A lot of emphasis is being placed on people to migrate towards the use Solar PV system at home to generate electricity and for water heaters. Mr. Razanajatovo, noted that despite these efforts, it is important to bear in mind that the initial costs to install this system at home is still high.

“Producing 1 kilowatt-hour (kWh) per 1 unit using solar PV system is much cheaper than using diesel. However it is not enough to say that solar PV alone is the main solution, it is important to remember the intermittency when using this technology, at night for example there is no exposure to the sun.

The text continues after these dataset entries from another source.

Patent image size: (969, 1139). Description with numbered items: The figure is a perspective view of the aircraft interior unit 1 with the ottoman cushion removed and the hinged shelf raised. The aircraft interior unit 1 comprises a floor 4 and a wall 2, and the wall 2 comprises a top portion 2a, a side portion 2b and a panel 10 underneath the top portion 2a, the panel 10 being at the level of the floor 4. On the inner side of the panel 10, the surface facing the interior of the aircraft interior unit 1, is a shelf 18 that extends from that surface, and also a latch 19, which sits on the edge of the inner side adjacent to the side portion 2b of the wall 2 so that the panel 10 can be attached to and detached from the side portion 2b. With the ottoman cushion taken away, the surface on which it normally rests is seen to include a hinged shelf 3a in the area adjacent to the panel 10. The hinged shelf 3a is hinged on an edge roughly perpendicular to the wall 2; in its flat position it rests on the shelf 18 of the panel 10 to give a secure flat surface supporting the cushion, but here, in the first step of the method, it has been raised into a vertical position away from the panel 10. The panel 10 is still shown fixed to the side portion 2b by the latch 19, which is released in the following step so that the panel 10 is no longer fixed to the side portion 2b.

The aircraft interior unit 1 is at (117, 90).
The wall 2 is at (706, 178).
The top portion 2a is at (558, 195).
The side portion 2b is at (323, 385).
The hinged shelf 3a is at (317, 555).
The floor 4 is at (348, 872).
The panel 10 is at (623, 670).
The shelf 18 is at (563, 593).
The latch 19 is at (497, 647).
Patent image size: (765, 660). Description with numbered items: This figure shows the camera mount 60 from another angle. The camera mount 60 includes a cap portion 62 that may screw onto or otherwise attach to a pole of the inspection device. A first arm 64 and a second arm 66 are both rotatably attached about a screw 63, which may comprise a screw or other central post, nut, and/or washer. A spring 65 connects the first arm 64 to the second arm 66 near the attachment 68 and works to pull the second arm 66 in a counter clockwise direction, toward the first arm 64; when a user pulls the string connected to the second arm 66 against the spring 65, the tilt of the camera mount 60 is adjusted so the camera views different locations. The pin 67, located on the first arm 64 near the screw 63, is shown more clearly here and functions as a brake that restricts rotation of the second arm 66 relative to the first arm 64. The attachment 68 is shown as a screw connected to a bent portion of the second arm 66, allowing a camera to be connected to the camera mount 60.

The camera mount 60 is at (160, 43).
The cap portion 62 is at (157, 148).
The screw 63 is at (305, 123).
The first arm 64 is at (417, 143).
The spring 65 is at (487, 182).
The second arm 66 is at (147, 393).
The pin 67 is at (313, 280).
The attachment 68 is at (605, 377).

In addition to this, it is important to bear in mind the economies of scale, that is, in order for this technology to be cost effective there needs to be large sizes of plants or a large number of people using it.”

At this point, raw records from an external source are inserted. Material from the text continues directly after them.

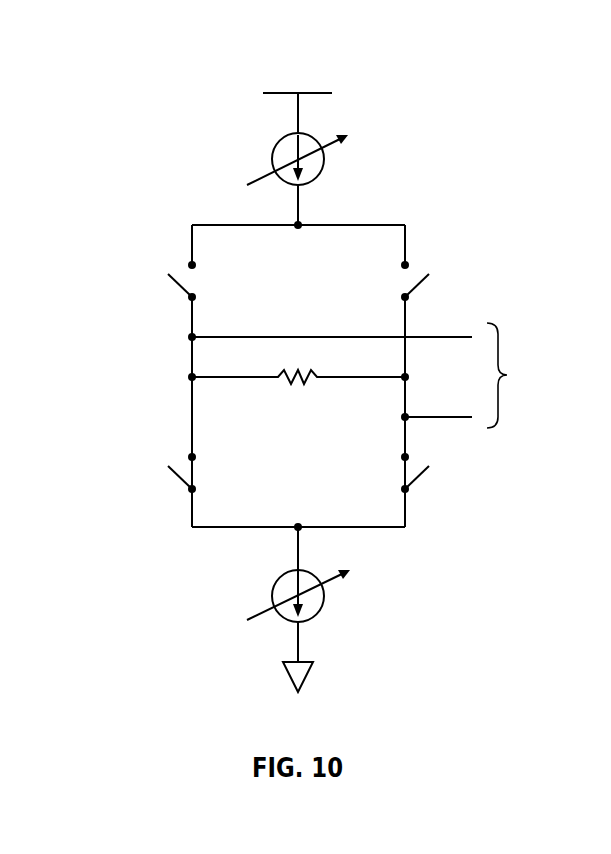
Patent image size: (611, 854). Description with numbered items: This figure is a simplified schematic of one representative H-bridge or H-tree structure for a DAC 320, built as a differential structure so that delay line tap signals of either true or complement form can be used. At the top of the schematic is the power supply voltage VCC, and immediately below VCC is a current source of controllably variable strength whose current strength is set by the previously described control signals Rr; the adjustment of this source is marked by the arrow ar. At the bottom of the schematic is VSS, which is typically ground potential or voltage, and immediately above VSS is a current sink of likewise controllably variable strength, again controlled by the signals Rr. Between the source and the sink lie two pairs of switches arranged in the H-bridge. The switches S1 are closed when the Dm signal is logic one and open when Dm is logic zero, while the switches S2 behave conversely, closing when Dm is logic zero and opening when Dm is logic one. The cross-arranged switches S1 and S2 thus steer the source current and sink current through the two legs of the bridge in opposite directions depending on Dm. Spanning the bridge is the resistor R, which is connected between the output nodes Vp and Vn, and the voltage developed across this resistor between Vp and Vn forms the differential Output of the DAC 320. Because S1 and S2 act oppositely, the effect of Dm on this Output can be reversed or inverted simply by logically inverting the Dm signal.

The DAC 320 is at (197, 55).
The power supply voltage VCC is at (297, 97).
The control signals Rr is at (258, 611).
The current source adjustment arrow ar is at (301, 379).
The switches S1 is at (181, 285).
The switches S2 is at (181, 477).
The output node Vp is at (311, 336).
The output node Vn is at (417, 416).
The resistor R is at (280, 379).
The differential output Output is at (542, 375).
The ground potential VSS is at (330, 677).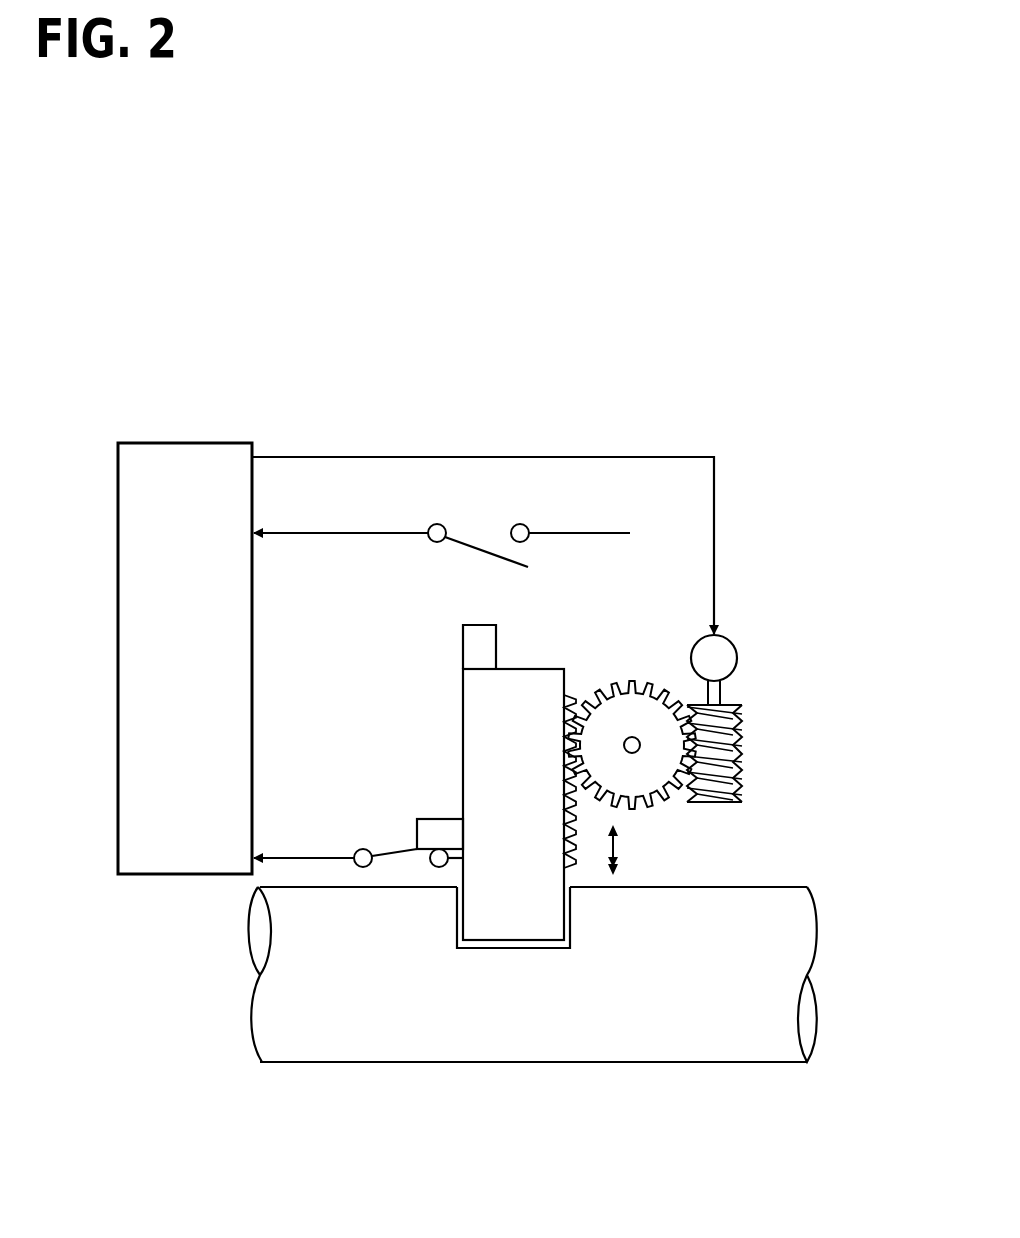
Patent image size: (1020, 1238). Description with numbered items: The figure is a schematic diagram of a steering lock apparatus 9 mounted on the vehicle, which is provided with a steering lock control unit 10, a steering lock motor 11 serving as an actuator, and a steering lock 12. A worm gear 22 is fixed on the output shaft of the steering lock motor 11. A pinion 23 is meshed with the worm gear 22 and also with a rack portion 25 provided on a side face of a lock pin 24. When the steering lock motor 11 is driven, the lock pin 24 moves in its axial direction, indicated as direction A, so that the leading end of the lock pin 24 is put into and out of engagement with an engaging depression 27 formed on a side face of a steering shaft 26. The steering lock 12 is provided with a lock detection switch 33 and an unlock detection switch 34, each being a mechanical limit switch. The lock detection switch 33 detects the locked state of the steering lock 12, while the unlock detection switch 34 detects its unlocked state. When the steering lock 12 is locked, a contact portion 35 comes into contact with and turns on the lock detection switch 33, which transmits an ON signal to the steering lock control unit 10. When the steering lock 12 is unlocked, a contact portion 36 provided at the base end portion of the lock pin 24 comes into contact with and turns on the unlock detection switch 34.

The steering lock apparatus 9 is at (817, 484).
The steering lock control unit 10 is at (177, 875).
The steering lock motor 11 is at (738, 658).
The steering lock 12 is at (630, 590).
The worm gear 22 is at (745, 722).
The pinion 23 is at (660, 802).
The lock pin 24 is at (547, 660).
The rack portion 25 is at (578, 846).
The steering shaft 26 is at (805, 925).
The engaging depression 27 is at (520, 948).
The lock detection switch 33 is at (389, 855).
The unlock detection switch 34 is at (490, 550).
The contact portion 35 is at (417, 821).
The contact portion 36 is at (480, 624).
The direction A is at (617, 856).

Mr. Razanajatovo, added that the recent target for renewable energy in Seychelles, although not official, is now 25% by 2030.
There are economic benefits in moving towards the use of greener sources of energy. Mr. Razanajatovo, noted that they have received well above 20 investors have already expressed their interest to invest in this area. He pointed out that the Seychelles Energy Commission have worked to ensure that they have in place all the necessary regulatory framework.

The government is also encouraging the private sector to get involved and calling on them to invest in the renewable energy sector. In his State of the Nation Address, President Faure announced that Seychelles will soon obtain new generators to produce electricity and they would be powered using Liquefied Natural Gas (LNG). “These generators are more efficient, more cost-effective in the long-term, and will reduce the cost of electricity production. It is also better for the environment, and aligns with our vision as a sustainable country.”

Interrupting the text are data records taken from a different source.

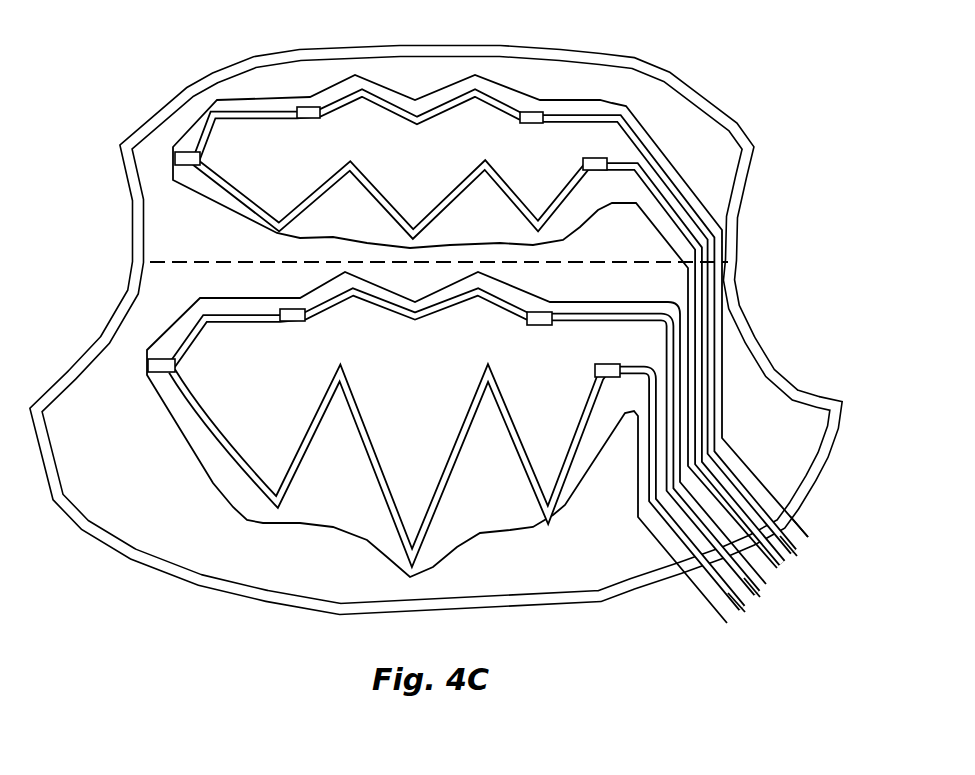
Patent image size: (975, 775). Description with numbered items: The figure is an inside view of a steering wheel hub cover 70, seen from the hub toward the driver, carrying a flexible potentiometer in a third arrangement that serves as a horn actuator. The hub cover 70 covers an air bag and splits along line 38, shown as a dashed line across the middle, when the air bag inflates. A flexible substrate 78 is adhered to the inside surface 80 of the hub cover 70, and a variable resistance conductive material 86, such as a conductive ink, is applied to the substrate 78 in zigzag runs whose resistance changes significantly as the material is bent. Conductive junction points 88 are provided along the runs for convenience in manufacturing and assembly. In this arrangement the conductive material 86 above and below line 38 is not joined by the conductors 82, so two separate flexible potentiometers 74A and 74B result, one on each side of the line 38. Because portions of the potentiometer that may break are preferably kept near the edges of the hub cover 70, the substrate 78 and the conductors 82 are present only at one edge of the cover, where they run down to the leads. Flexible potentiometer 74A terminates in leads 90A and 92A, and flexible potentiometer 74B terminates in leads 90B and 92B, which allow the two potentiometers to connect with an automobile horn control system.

The hub cover 70 is at (728, 119).
The flexible potentiometer 74A is at (165, 140).
The flexible potentiometer 74B is at (432, 447).
The flexible substrate 78 is at (183, 428).
The inside surface 80 is at (436, 330).
The line 38 is at (200, 263).
The conductors 82 is at (203, 113).
The variable resistance conductive material 86 is at (436, 118).
The conductive junction points 88 is at (303, 119).
The lead 90A is at (803, 543).
The lead 92A is at (795, 555).
The lead 90B is at (756, 598).
The lead 92B is at (740, 613).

In this regard, he called on the private sector to assist government in formalizing the project which is set to cost around US$216 million.

There have been past investments by the government in the field of renewable energy in Seychelles. It can be recalled that in 2013, eight wind turbines were inaugurated in Seychelles, aimed to assist in the efforts to reduce the overall cost of electricity in the country. According to SEC, the wind farm contributes between 2 to 3% of the electricity generated on Mahé, thus helping to save fuel oil consumed by the PUC power stations.

The government is also pulling in funds to invest in renewable energy. In March 2018, the Abu Dhabi Fund for Development (ADfD) agreed to provide AED64.2m (US$17.4m) for the country to invest in two renewable energy projects, including; a solar farm which is expected to cost approximately US$8.4 million and a 33kv power grid which is expected to cost around US$8.9.

Whilst the government has all these projects in the pipeline, the forum, which is the first of its kind to be held within the context of the IOC framework, will add on to the efforts. It is good to note that the Indian Ocean region is one of the regions of the world with the highest use of fossil fuel.


The forum will allow participants to come together and find meaningful solutions to curb the use of fossil fuel in an effort to attain the objective set out by the Paris Agreement to avoid dangerous climate change by limiting global warming to well below two degrees Celsius.

It would also avail to uncover potential for the private sector to get more involved at the regional level in implementing the objectives set.